Mount Royal recently partnered with Vancouver-based Intuto Canada Inc. to launch a new website called Englishforhealth.com,which provides internationally educated health professionals with five online tutorials to help them integrate even before they set foot on Canadian soil. “Sometimes, (immigrants) want to get started prior to even moving to Canada,” says Nordstrom. “This is a practical thing they can do to help them when the come here.”

The nuances of English are a big enough challenge, but when you add onto that English within a health care context, it can quickly become bewildering.

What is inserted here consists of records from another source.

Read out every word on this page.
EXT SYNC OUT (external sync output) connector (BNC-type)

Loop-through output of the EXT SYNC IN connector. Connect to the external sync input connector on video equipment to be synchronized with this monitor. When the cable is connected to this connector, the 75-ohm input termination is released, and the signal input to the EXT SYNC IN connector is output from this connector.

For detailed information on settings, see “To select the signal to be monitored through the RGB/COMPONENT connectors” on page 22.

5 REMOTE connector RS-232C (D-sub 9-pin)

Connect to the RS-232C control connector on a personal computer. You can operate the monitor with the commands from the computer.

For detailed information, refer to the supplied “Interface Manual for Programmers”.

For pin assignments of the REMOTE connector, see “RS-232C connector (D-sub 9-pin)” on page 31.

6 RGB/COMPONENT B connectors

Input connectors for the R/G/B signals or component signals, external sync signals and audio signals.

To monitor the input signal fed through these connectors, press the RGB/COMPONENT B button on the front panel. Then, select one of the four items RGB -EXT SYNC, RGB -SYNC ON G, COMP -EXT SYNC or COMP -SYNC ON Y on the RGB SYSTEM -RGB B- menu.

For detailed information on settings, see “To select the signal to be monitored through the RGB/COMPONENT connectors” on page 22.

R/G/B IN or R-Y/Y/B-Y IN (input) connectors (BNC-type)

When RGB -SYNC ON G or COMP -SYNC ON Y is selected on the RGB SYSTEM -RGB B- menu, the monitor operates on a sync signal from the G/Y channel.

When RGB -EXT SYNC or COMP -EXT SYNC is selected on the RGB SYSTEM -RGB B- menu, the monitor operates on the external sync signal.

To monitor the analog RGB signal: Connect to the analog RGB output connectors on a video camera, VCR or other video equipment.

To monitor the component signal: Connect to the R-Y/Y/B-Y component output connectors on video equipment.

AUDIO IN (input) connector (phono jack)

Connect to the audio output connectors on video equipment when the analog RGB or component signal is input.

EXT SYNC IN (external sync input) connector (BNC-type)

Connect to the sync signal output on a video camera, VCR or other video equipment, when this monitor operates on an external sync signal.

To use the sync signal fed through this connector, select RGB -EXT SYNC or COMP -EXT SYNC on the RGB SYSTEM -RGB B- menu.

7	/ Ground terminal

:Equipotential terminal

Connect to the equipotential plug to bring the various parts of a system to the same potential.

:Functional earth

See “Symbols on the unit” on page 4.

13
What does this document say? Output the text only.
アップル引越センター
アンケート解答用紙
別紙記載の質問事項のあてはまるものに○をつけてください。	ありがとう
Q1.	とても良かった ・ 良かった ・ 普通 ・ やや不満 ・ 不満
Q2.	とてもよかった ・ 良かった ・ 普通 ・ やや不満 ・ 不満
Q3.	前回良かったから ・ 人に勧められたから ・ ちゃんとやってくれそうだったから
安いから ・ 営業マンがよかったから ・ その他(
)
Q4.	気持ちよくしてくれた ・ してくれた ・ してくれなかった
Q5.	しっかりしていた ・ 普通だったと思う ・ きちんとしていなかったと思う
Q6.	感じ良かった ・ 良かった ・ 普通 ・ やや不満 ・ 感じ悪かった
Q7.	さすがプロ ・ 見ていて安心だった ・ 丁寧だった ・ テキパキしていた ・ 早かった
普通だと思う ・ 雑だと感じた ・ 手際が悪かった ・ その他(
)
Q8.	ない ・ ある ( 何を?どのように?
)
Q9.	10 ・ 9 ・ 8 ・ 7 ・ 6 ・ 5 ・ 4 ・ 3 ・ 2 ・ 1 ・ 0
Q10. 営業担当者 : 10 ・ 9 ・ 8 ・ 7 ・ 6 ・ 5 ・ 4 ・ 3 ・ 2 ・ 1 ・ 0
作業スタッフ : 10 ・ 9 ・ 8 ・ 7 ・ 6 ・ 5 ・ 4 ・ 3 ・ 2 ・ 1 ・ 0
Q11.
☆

Nordstrom says programs such as this one are proactive steps educational institutions are taking to help alleviate the current and forecasted shortage of health professionals, but it doesn’t solve the problem alone.

“It’s only one part of a solution,” says Nordstrom. “First, we have to pay attention to making sure that we’re getting Canadians who want to become nurses in the system, but we also need to provide support for those who want to move here.”